Mallory was not listening to him. She was foraging in the back seat, and now she retrieved the small canvas tote bag with the rest of the Route 66 maps. She pulled one out and spread it across the dashboard. “How did Riker get this away from the New Mexico cops?”

“Well, a state trooper gave it to him. I was there.” And for that matter, Mallory had also been present at the table on the day when it was handed over. Ah, but she had only seen the covering plastic bag. And, as he recalled, Riker had made a cursory inspection, just a glance inside to identify the contents as belongings of the little Pattern Man-poor Horace.

“Why didn’t he turn the bag over to Kronewald?”

“Why would he?” asked Charles.

“And why is Kronewald calling his serial killer a John Doe?”

Apparently, she had been reading the daily newspapers he had brought to her hospital room. This continuing interest of hers promised upsides and down. “There’s a lack of physical evidence,” he said. “No solid tie to Adrian Egram, and I doubt that he’s used that name since he stole his first car. I suppose we’ll never know what persona he adopted.” Charles had intended this as reassurance, a kind of promise.

“Riker knows,” she said.

“Well, he might have a theory.” Was she looking at him now? Did she catch a give-away blush? Could he afford to play a game with her that involved deceit on any level? “There’s certainly no way to prove it-no DNA link, no fingerprints or pictures on file, nothing to-”

“Riker’s not working a theory,” said Mallory. “He knows.”

Her eyes closed.

***

Though California’s desert landscape was rather dull, tedious in fact, Charles Butler was in dangerous country within and without. The subject of a serial killer’s identity was off limits to him now. She made that clear. Mallory might be sleeping or feigning it. Either way, she was hiding out, a time-out from her life. And Peyton Hale’s letters were all he had left, the only materials with which to build a bridge to Mallory. However, when she awakened, every word on the matter of Savannah Sirus and the letters was met with cold silence.

They stopped for the night. In the hotel restaurant, he asked if she would mind just one more question. “How did Savannah get the letters?” He fell silent as a waitress dropped the menus on their table, and then Mallory told him that the letters had been mailed to Cassandra in Chicago.

“But she never saw them. My mother was working insane hours at the hospital. So her roommate, Savannah, was the only one home when the mail came… when the telephone rang. Peyton called every night. She never knew that, either.”

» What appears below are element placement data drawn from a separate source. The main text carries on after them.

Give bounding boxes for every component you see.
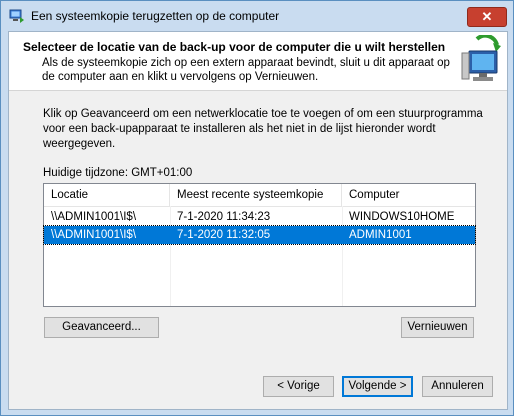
table-row[interactable]: \\ADMIN1001\I$\ 7-1-2020 11:34:23 WINDOW…	[44, 208, 475, 226]
list-header: Locatie Meest recente systeemkopie Compu…	[44, 184, 475, 207]
window-title: Een systeemkopie terugzetten op de compu…	[31, 9, 280, 23]
timezone-label: Huidige tijdzone: GMT+01:00	[43, 167, 193, 179]
row-computer: WINDOWS10HOME	[349, 211, 455, 223]
backup-restore-icon	[9, 9, 24, 23]
table-row-selected[interactable]: \\ADMIN1001\I$\ 7-1-2020 11:32:05 ADMIN1…	[43, 225, 476, 245]
computer-restore-icon	[461, 35, 501, 81]
column-header-computer[interactable]: Computer	[342, 184, 475, 206]
advanced-button[interactable]: Geavanceerd...	[44, 317, 159, 338]
dialog-body: Selecteer de locatie van de back-up voor…	[8, 31, 508, 410]
row-computer: ADMIN1001	[349, 229, 412, 241]
close-button[interactable]: ✕	[467, 7, 507, 27]
backup-location-list[interactable]: Locatie Meest recente systeemkopie Compu…	[43, 183, 476, 307]
row-date: 7-1-2020 11:32:05	[177, 229, 271, 241]
row-location: \\ADMIN1001\I$\	[51, 211, 137, 223]
column-header-location[interactable]: Locatie	[44, 184, 170, 206]
refresh-button[interactable]: Vernieuwen	[401, 317, 474, 338]
row-location: \\ADMIN1001\I$\	[51, 229, 137, 241]
row-date: 7-1-2020 11:34:23	[177, 211, 271, 223]
column-header-date[interactable]: Meest recente systeemkopie	[170, 184, 342, 206]
back-button[interactable]: < Vorige	[263, 376, 334, 397]
next-button[interactable]: Volgende >	[342, 376, 413, 397]
intro-text: Klik op Geavanceerd om een netwerklocati…	[43, 108, 483, 150]
page-description: Als de systeemkopie zich op een extern a…	[42, 57, 450, 83]
wizard-header: Selecteer de locatie van de back-up voor…	[9, 32, 507, 91]
page-title: Selecteer de locatie van de back-up voor…	[23, 40, 446, 54]
title-bar[interactable]: Een systeemkopie terugzetten op de compu…	[1, 1, 513, 31]
cancel-button[interactable]: Annuleren	[422, 376, 493, 397]
dialog-window: Een systeemkopie terugzetten op de compu…	[0, 0, 514, 416]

“When did you discover this?”

“When I found Savannah Sirus.”

Their salad was served and eaten in silence. They were well into the main course when he learned that, after many phone calls from Mallory, Savannah had mailed her one token letter, claiming that she had found it stuffed in an old chair. And thereafter, the woman had ceased to answer the telephone.

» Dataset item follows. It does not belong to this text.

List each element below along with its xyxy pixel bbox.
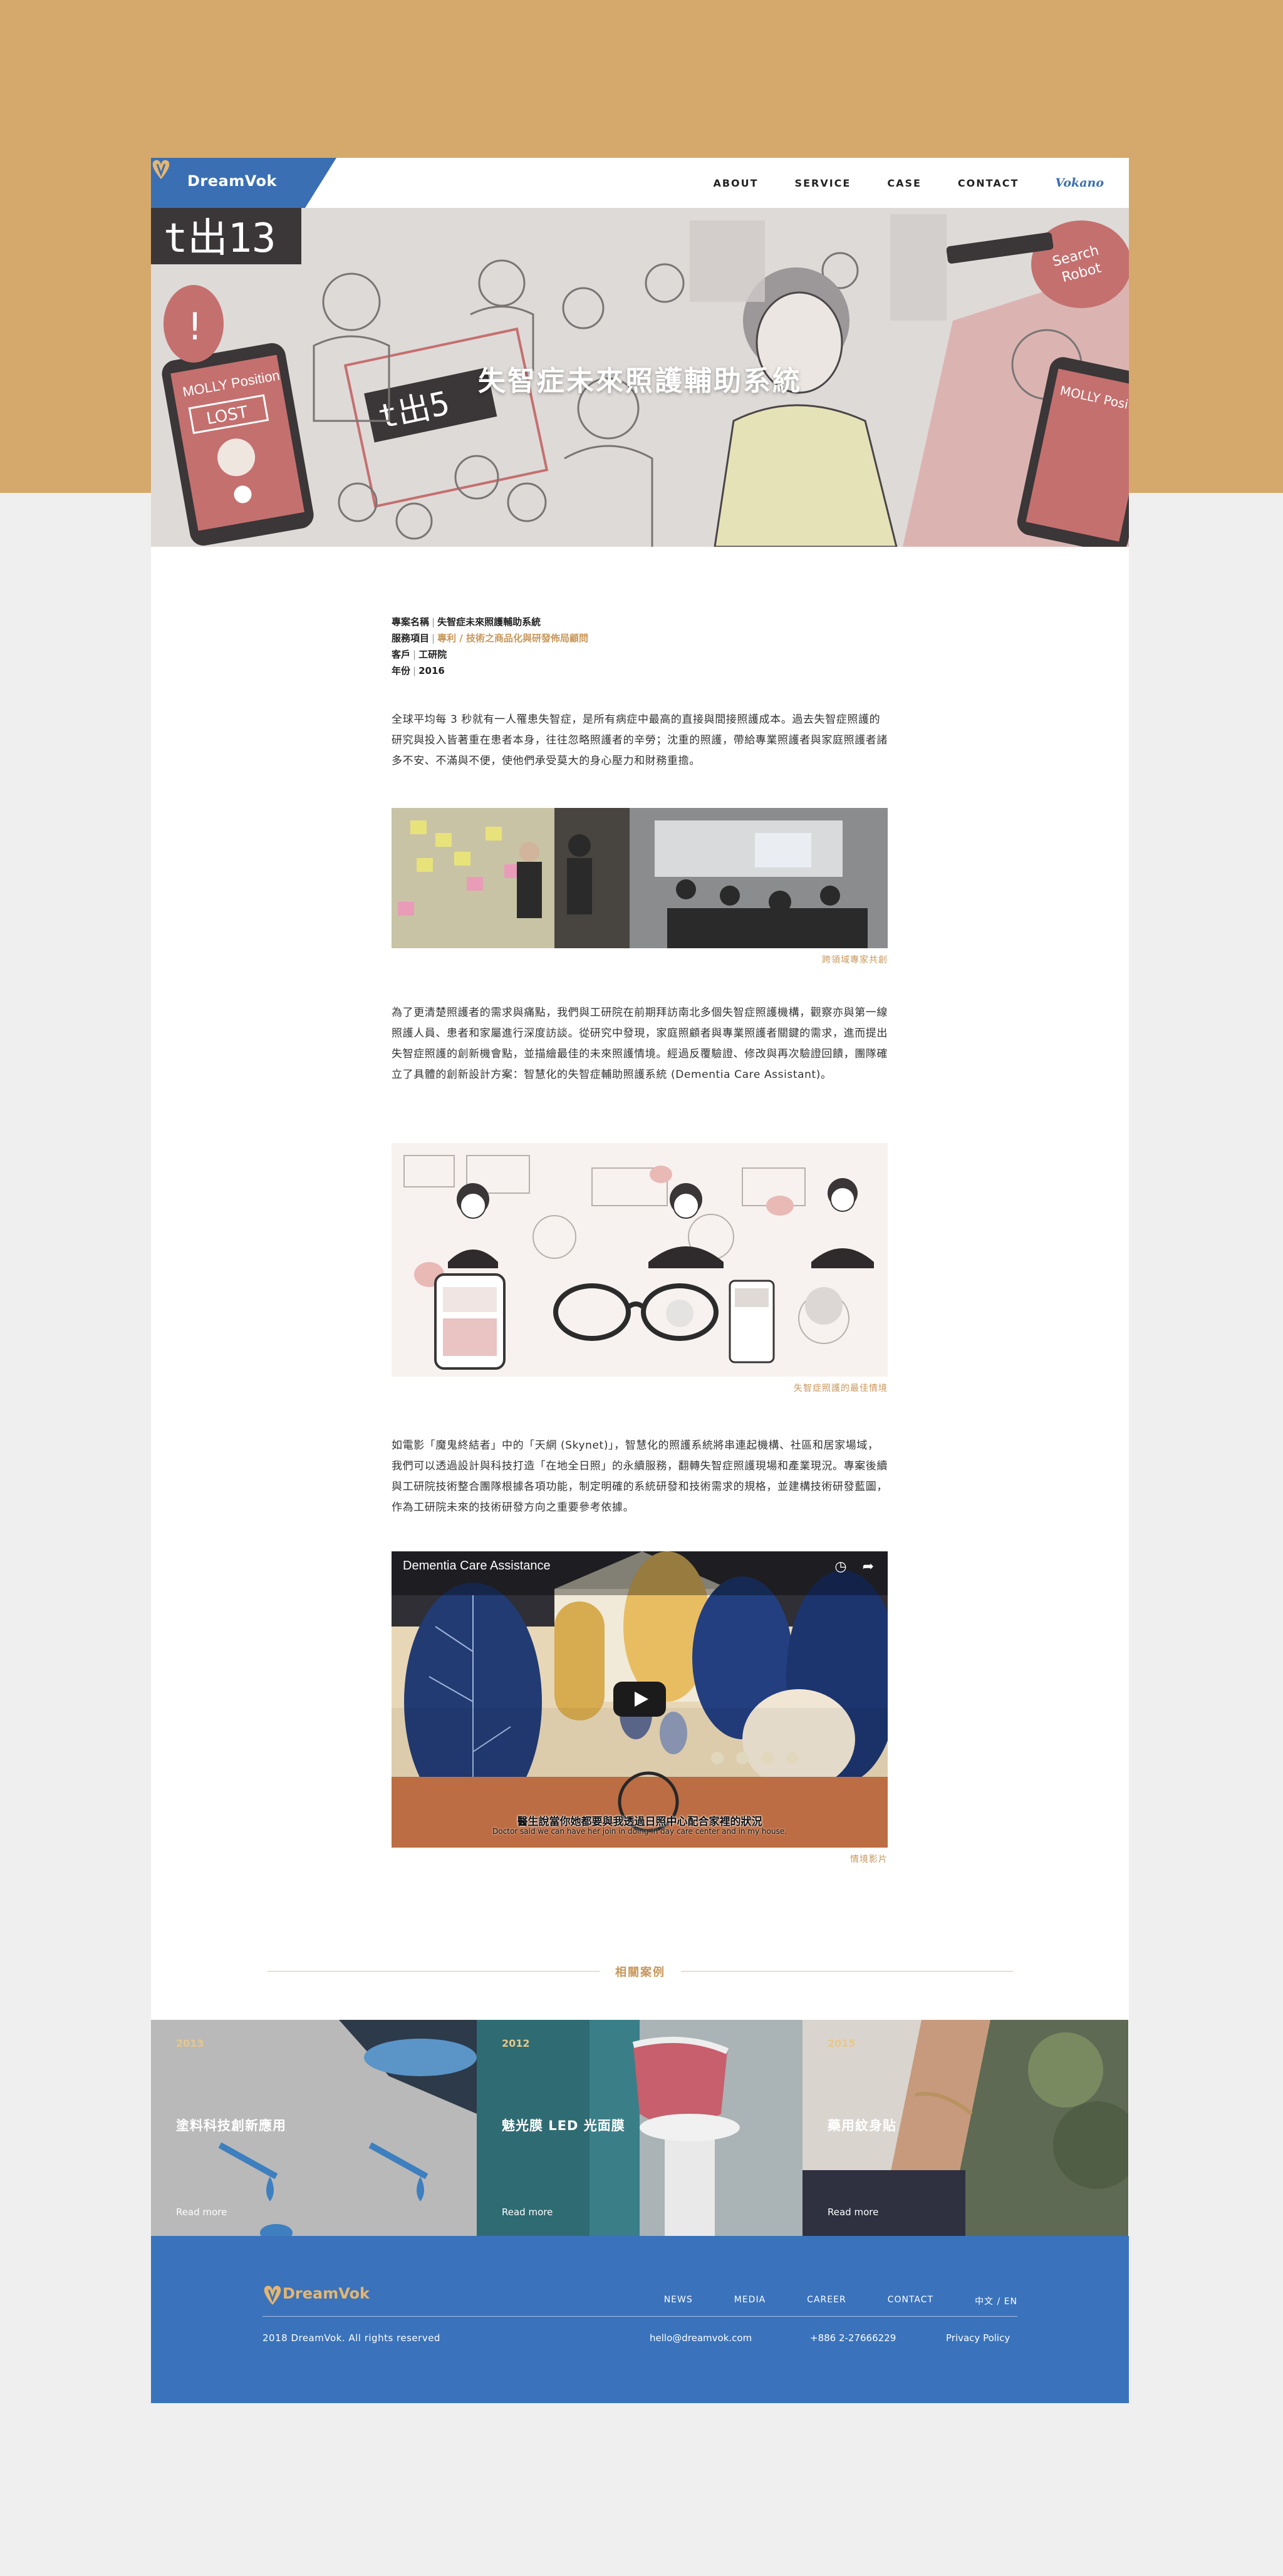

“I knew she was lying,” said Mallory. “That first letter promised the whole road. So there had to be more of them.” The telephone assaults had escalated to ringing the woman’s doorbell in Chicago, sometimes for hours with no response. “But I wore her down.” And a compromise had been arrived at. “I told her she could keep the letters. I just wanted to read them.” And Savannah, only wanting the harassment to end, had accepted Mallory’s invitation to New York City. “I sent her airline tickets and theater tickets. I sent her menus for the best restaurants in town. She thought I was planning a nice friendly visit. I wasn’t.”

Charles wondered how far into that visit Mallory’s houseguest had discovered the merits of full confession. He could not get the image out of his mind-Savannah and her interrogator-the story hour from hell.